1. Identify and Treat the Underlying Cause

This is the priority. Blood loss must always be assumed given the body has no active iron excretion mechanism.

2. Oral Iron

  • Ferrous sulfate 325 mg once daily is standard; contains ~65 mg elemental iron
  • Lower doses (15-20 mg elemental iron/day) are equally effective with fewer GI side effects
  • Alternatives: ferrous gluconate (less elemental iron, better tolerated), ferrous fumarate
  • Take on empty stomach or with meat protein to maximise absorption
  • Vitamin C enhances absorption; calcium, fibre, tea, coffee inhibit absorption (tea can reduce absorption by 90%, coffee by ~60%)
  • Reticulocyte count rises within 1 week; Hb begins rising by week 2
  • Continue until ferritin reaches 50-100 ng/mL (stores replete)
  • 30-50% of patients have GI side effects (constipation, nausea, epigastric pain) - reduce dose or switch to alternate-day dosing
Reasons for failure of oral iron: poor adherence, ongoing blood loss, malabsorption (coeliac disease, autoimmune gastritis, H. pylori), persistent menorrhagia

3. Intravenous Iron

Indicated when:
  • Oral iron is not tolerated or absorbed
  • Rapid repletion is needed (pre-surgery, severe symptoms)
  • Ongoing significant losses (e.g. inflammatory bowel disease, dialysis)
  • Heart failure (IV iron is superior to oral in CHF patients)
Available IV preparations include ferric carboxymaltose, ferumoxytol, iron sucrose, and low molecular weight iron dextran. A pragmatic 1000 mg replacement dose is used (formulas calculating total iron deficit are unreliable). Check ferritin 2-4 weeks post-infusion; if <50 ng/mL, repeat. Mild infusion reactions are managed by slowing the rate ± corticosteroids.
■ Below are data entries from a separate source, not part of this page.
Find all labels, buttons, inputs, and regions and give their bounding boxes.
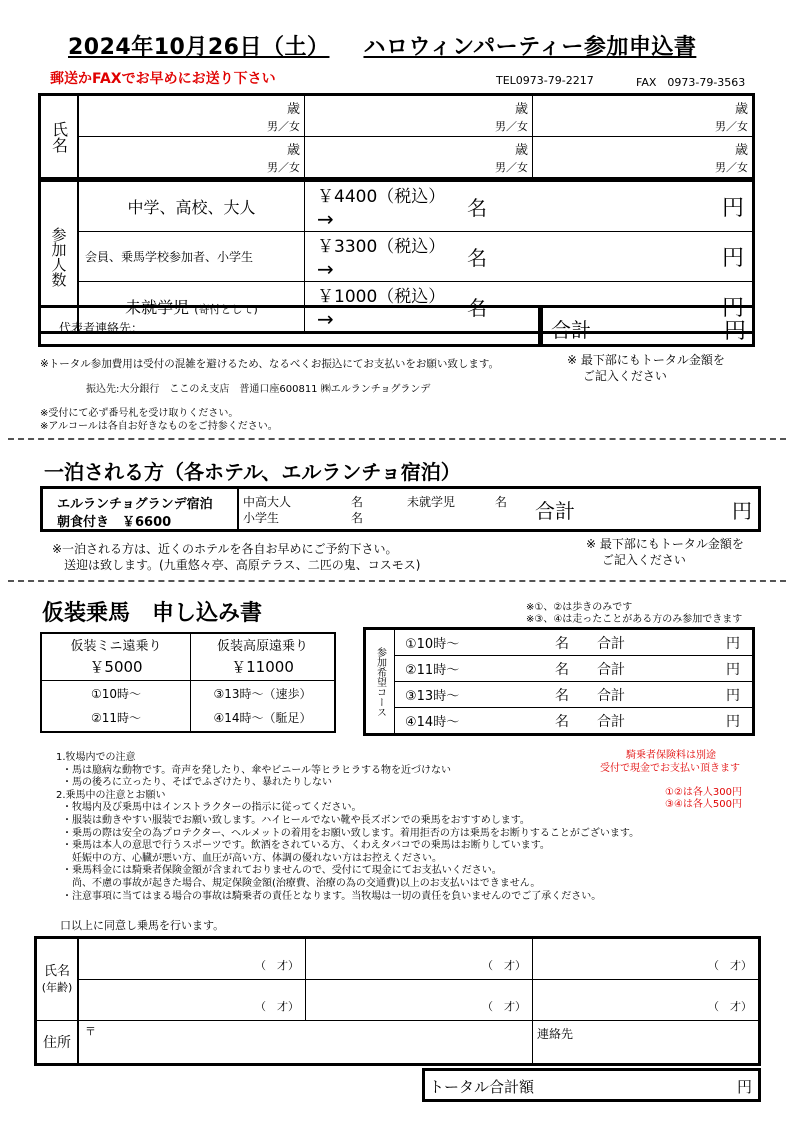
stay-form [40, 486, 761, 532]
bottom-total-note: ※ 最下部にもトータル金額を ご記入ください [567, 353, 725, 383]
gender-label: 男／女 [495, 120, 528, 133]
riding-remark-1: ※①、②は歩きのみです [526, 602, 633, 613]
stay-note-2: 送迎は致します。(九重悠々亭、高原テラス、二匹の鬼、コスモス) [64, 558, 421, 572]
name-field[interactable] [533, 137, 754, 179]
agreement-checkbox[interactable]: 口以上に同意し乗馬を行います。 [60, 919, 225, 932]
name-field[interactable] [533, 95, 754, 137]
name-field[interactable] [305, 95, 533, 137]
yen-preschool-field[interactable]: 円 [567, 282, 754, 333]
course-label-cell [365, 629, 395, 735]
transfer-note: ※トータル参加費用は受付の混雑を避けるため、なるべくお振込にてお支払いをお願い致します。 [40, 358, 500, 370]
insurance-note-4: ③④は各人500円 [665, 799, 743, 810]
send-note: 郵送かFAXでお早めにお送り下さい [50, 71, 276, 87]
divider [8, 580, 786, 582]
grand-total-field[interactable] [422, 1068, 761, 1102]
contact-field[interactable] [533, 1021, 760, 1065]
course-highland-slots: ③13時～（速歩） ④14時～（駈足） [191, 681, 336, 733]
course-mini: 仮装ミニ遠乗り ￥5000 [41, 633, 191, 681]
course-highland: 仮装高原遠乗り ￥11000 [191, 633, 336, 681]
course-row-4[interactable]: ④14時～ 名 合計 円 [395, 708, 754, 735]
count-member-field[interactable]: 名 [467, 232, 567, 282]
stay-total-field[interactable]: 円 [732, 499, 752, 523]
name-label: 氏名 [49, 120, 69, 153]
riding-remark-2: ※③、④は走ったことがある方のみ参加できます [526, 614, 743, 625]
riding-name-field[interactable]: （ 才） [306, 938, 533, 980]
count-adult-field[interactable]: 名 [467, 181, 567, 232]
course-row-2[interactable]: ②11時～ 名 合計 円 [395, 656, 754, 682]
yen-member-field[interactable]: 円 [567, 232, 754, 282]
stay-total-label: 合計 [535, 499, 575, 523]
rule-line: ・馬は臆病な動物です。奇声を発したり、傘やビニール等ヒラヒラする物を近づけない [62, 764, 451, 776]
rule-line: ・牧場内及び乗馬中はインストラクターの指示に従ってください。 [62, 802, 362, 814]
stay-heading: 一泊される方（各ホテル、エルランチョ宿泊） [44, 460, 461, 484]
stay-preschool-label: 未就学児 [407, 495, 456, 509]
alcohol-note: ※アルコールは各自お好きなものをご持参ください。 [40, 421, 278, 432]
age-unit: 歳 [734, 102, 748, 117]
rules-list [56, 752, 639, 903]
rule-line: 尚、不慮の事故が起きた場合、規定保険金額(治療費、治療の為の交通費)以上のお支払いはできません。 [62, 877, 541, 889]
stay-child-label: 小学生 [243, 511, 280, 525]
insurance-note-2: 受付で現金でお支払い頂きます [600, 763, 740, 774]
name-field[interactable] [78, 95, 305, 137]
fax-number: FAX 0973-79-3563 [636, 76, 746, 89]
tel-number: TEL0973-79-2217 [496, 74, 594, 87]
gender-label: 男／女 [267, 161, 300, 174]
price-adult: ￥4400（税込） → [305, 181, 468, 232]
rule-line: 妊娠中の方、心臓が悪い方、血圧が高い方、体調の優れない方はお控えください。 [62, 852, 442, 864]
address-label: 住所 [36, 1021, 79, 1065]
category-adult: 中学、高校、大人 [78, 181, 305, 232]
ticket-note: ※受付にて必ず番号札を受け取りください。 [40, 408, 239, 419]
age-unit: 歳 [286, 102, 300, 117]
divider [8, 438, 786, 440]
gender-label: 男／女 [267, 120, 300, 133]
age-unit: 歳 [514, 143, 528, 158]
rule-line: 2.乗馬中の注意とお願い [56, 789, 166, 801]
postal-mark: 〒 [85, 1025, 96, 1038]
grand-total-unit: 円 [736, 1078, 752, 1096]
stay-adult-count-field[interactable]: 名 [351, 495, 364, 509]
contact-label: 連絡先 [537, 1027, 574, 1041]
riding-name-field[interactable]: （ 才） [533, 938, 760, 980]
rule-line: ・乗馬の際は安全の為プロテクター、ヘルメットの着用をお願い致します。着用拒否の方は乗馬をお断りすることがございます。 [62, 827, 640, 839]
total-unit: 円 [723, 319, 746, 344]
event-date: 2024年10月26日（土） [68, 35, 330, 60]
name-label-cell [40, 95, 79, 179]
course-mini-slots: ①10時～ ②11時～ [41, 681, 191, 733]
riding-name-field[interactable]: （ 才） [306, 980, 533, 1021]
stay-child-count-field[interactable]: 名 [351, 511, 364, 525]
participant-form [38, 93, 755, 180]
gender-label: 男／女 [715, 161, 748, 174]
riding-name-field[interactable]: （ 才） [78, 980, 306, 1021]
insurance-note-1: 騎乗者保険料は別途 [626, 750, 716, 761]
category-member: 会員、乗馬学校参加者、小学生 [78, 232, 305, 282]
riding-name-field[interactable]: （ 才） [78, 938, 306, 980]
representative-contact-field[interactable] [38, 305, 541, 347]
rule-line: ・服装は動きやすい服装でお願い致します。ハイヒールでない靴や長ズボンでの乗馬をおすすめします。 [62, 814, 530, 826]
insurance-note-3: ①②は各人300円 [665, 787, 743, 798]
riding-age-label: (年齢) [41, 980, 73, 994]
hotel-name: エルランチョグランデ宿泊 [57, 497, 213, 512]
page-title [68, 30, 696, 61]
event-name: ハロウィンパーティー参加申込書 [363, 35, 697, 60]
total-field[interactable] [540, 305, 755, 347]
stay-bottom-total-note: ※ 最下部にもトータル金額を ご記入ください [586, 537, 744, 567]
hotel-cell [43, 489, 239, 529]
address-field[interactable] [78, 1021, 533, 1065]
riding-participant-form [34, 936, 761, 1066]
rule-line: ・乗馬は本人の意思で行うスポーツです。飲酒をされている方、くわえタバコでの乗馬はお断りしています。 [62, 840, 550, 852]
age-unit: 歳 [286, 143, 300, 158]
age-unit: 歳 [734, 143, 748, 158]
price-member: ￥3300（税込） → [305, 232, 468, 282]
course-row-3[interactable]: ③13時～ 名 合計 円 [395, 682, 754, 708]
riding-name-label-cell [36, 938, 79, 1021]
riding-name-field[interactable]: （ 才） [533, 980, 760, 1021]
bank-info: 振込先:大分銀行 ここのえ支店 普通口座600811 ㈱エルランチョグランデ [86, 384, 431, 395]
breakfast-price: 朝食付き ￥6600 [57, 515, 172, 530]
grand-total-label: トータル合計額 [429, 1078, 535, 1096]
riding-name-label: 氏名 [43, 963, 70, 979]
course-signup-table [363, 627, 755, 736]
total-label: 合計 [551, 318, 591, 342]
representative-label: 代表者連絡先： [59, 321, 144, 335]
rule-line: ・馬の後ろに立ったり、そばでふざけたり、暴れたりしない [62, 777, 332, 789]
price-preschool: ￥1000（税込） → [305, 282, 468, 333]
count-preschool-field[interactable]: 名 [467, 282, 567, 333]
rule-line: ・注意事項に当てはまる場合の事故は騎乗者の責任となります。当牧場は一切の責任を負いませんのでご了承ください。 [62, 890, 602, 902]
gender-label: 男／女 [495, 161, 528, 174]
rule-line: 1.牧場内での注意 [56, 752, 136, 763]
riding-price-table [40, 632, 336, 733]
name-field[interactable] [305, 137, 533, 179]
stay-preschool-count-field[interactable]: 名 [495, 495, 508, 509]
age-unit: 歳 [514, 102, 528, 117]
riding-heading: 仮装乗馬 申し込み書 [42, 601, 263, 626]
stay-note: ※一泊される方は、近くのホテルを各自お早めにご予約下さい。 [52, 542, 398, 556]
count-label: 参加人数 [49, 226, 68, 287]
stay-adult-label: 中高大人 [243, 495, 292, 509]
course-label: 参加希望コース [374, 646, 386, 717]
name-field[interactable] [78, 137, 305, 179]
rule-line: ・乗馬料金には騎乗者保険金額が含まれておりませんので、受付にて現金にてお支払いください。 [62, 865, 502, 877]
yen-adult-field[interactable]: 円 [567, 181, 754, 232]
category-preschool: 未就学児 (寄付として) [78, 282, 305, 333]
course-row-1[interactable]: ①10時～ 名 合計 円 [395, 629, 754, 656]
gender-label: 男／女 [715, 120, 748, 133]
Anaphylaxis requires epinephrine, fluids, and transfer to acute care.

4. Blood Transfusion

Reserved for haemodynamic instability or severe symptomatic anaemia (e.g. Hb <7 g/dL with cardiac symptoms). Does not replete iron stores.

Special Situations

  • Heart failure: IDA is present in 50-60% of CHF patients. IV iron replacement improves quality of life and reduces hospitalisation, though mortality benefit is unproven.
  • CKD/dialysis: Proactive iron treatment is preferred over reactive; functional iron deficiency is common due to elevated hepcidin.
  • Restless leg syndrome: Iron replacement markedly reduces symptoms when ferritin is low.
  • Non-anaemic iron deficiency: Iron supplementation improves fatigue in iron-deficient women even without anaemia (ferritin <50 ng/mL).

Prevention

Recommended dietary iron intake:
  • Adult men and postmenopausal women: 8 mg/day
  • Premenopausal women: 18 mg/day
  • Pregnancy: 27 mg/day
Haem iron from meat is far more bioavailable. Non-meat sources (legumes, leafy vegetables, fortified foods) contain non-haem iron with much lower absorption.

Prognosis

Excellent once stores are replete and the underlying cause addressed. Patients after bariatric surgery or with inflammatory bowel disease may require chronic IV iron infusions to maintain adequate stores.